To determine changes in candidate genes involved in central inflammation, we isolated RNA from hippocampi using QIAzol and an RNeasy purification kit (QIAGEN, Valencia, CA, USA). RNA (1 μg) was transcribed to complementary DNA (cDNA) using an iScript cDNA synthesis kit (Bio-Rad Laboratories, Hercules, CA, USA), following the manufacturer’s instructions. rt-PCR was performed using Taqman Gene Expression Assays (Applied Biosystems, Mulgrave, Vic, Au). The specific primer details are shown in Table 1. Fold differences in target messenger RNA (mRNA) expression were measured using the delta-cycle threshold method by comparison with the housekeeping gene, 18S [36, 37], and expressed as mRNA relative fold change as described previously [20, 38].
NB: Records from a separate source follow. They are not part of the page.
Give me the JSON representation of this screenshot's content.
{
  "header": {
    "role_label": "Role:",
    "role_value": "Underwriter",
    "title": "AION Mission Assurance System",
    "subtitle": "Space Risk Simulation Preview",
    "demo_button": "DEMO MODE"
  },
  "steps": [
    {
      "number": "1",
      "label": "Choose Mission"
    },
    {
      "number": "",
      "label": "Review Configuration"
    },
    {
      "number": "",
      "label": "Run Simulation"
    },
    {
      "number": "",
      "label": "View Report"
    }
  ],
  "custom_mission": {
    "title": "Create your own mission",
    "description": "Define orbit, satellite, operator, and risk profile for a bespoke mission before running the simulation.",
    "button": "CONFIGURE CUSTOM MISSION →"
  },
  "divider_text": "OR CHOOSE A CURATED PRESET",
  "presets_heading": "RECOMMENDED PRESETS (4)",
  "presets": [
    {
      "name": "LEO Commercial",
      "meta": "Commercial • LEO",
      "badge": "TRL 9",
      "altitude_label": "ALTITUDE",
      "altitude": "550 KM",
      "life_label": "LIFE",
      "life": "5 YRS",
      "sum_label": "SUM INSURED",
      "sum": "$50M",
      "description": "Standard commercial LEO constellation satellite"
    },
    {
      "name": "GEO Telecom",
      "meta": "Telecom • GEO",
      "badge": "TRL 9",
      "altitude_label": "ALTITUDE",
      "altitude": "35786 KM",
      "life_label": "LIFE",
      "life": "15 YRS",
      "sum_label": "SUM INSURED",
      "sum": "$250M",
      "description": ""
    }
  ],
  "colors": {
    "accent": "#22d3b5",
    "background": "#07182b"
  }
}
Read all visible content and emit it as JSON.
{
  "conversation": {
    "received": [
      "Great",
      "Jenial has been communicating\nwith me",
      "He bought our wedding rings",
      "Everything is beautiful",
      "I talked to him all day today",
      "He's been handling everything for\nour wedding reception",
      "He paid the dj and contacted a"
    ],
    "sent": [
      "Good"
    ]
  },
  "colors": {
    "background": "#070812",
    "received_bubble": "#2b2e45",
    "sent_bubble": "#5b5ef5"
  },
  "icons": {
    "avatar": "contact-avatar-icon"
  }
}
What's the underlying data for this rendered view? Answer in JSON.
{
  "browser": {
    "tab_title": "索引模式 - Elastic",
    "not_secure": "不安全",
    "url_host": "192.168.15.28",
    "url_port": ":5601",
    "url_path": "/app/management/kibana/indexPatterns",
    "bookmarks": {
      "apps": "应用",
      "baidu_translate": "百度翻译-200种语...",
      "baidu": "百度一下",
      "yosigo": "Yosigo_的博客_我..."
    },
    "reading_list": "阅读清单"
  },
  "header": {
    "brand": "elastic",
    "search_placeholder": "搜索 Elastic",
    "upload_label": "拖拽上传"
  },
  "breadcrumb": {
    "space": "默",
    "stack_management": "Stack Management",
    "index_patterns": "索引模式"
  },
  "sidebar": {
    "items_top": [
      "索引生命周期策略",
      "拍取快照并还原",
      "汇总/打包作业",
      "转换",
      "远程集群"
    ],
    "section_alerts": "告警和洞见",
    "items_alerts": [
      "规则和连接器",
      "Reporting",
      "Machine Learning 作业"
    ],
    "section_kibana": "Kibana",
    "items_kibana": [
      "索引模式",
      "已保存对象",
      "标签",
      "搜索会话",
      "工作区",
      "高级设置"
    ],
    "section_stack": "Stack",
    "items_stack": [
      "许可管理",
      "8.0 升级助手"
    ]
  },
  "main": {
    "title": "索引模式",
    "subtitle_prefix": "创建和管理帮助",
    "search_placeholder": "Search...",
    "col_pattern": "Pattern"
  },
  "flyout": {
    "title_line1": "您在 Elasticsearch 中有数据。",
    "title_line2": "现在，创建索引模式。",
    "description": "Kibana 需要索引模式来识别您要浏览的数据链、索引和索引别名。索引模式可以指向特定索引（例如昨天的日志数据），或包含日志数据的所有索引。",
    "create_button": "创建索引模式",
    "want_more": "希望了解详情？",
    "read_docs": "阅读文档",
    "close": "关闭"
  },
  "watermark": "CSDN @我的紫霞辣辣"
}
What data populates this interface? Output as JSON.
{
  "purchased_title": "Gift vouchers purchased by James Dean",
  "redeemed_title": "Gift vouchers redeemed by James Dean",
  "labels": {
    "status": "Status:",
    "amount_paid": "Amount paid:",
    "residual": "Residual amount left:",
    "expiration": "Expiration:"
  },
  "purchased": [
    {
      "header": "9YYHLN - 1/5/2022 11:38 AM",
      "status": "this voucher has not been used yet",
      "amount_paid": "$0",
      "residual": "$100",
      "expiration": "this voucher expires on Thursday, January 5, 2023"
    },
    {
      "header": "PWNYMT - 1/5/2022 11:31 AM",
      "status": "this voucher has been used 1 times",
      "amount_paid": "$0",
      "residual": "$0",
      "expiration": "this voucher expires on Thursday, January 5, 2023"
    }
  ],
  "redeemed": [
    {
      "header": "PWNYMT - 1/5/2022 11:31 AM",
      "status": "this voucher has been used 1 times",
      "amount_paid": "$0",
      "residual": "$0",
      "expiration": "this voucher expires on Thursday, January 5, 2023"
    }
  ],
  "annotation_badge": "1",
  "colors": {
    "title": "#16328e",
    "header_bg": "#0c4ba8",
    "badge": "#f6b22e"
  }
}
Y maze: To assess if neonatal overfeeding influenced spatial memory, we tested the rats in a Y maze task, which exploits the rats’ natural tendency to explore novel environments. The Y maze was a three-arm maze with equal angles between all arms (50 cm long × 17 cm wide × 32 cm high) and spatial cues external to the maze. We habituated the rats to the maze twice on consecutive days for 5 min. On the test day (day 3), we allowed the rats to explore the maze for 10 min, having access to two of the three arms. They were then returned to their home cages for a 4 h inter-trial interval (ITI) during which the maze was cleaned with 70 % ethanol. The rats were then placed back into the maze for 5 min, this time having access to all arms. We filmed both trial and test phases for subsequent behavioural analysis. An experimenter blinded to treatment group assessed the number of entries into the novel arm and the time the rat spent in each arm. N = 10 per group.
Novel object recognition: To examine the effects on working memory, we next tested a separate cohort of rats in the novel object recognition task . This test also exploits the rats’ attraction to novelty, in this case a novel object in the same context. We first gave the rats two sessions of 3 min habituation to an empty open field arena (a black plywood box, 65 cm × 65 cm × 65 cm) on the days preceding the test. On the testing day, we gave the rats a 3 min acquisition trial in the same arena with two identical objects. Objects were placed in the centre of the box equal distances from all sides. Following a 1 h ITI, we returned the rats to the arena with one familiar object and one novel object for a 3 min retention test. Between each phase and each rodent, the arena was cleaned with 70 % ethanol. All sessions were filmed, and an experimenter blinded to treatment group scored the videos for time spent interacting with each object. Results from the retention phase were expressed as a discrimination index calculated as time spent interacting with novel object minus time spent interacting with familiar object divided by the overall exploration time of the two objects in seconds. N = 10 per group.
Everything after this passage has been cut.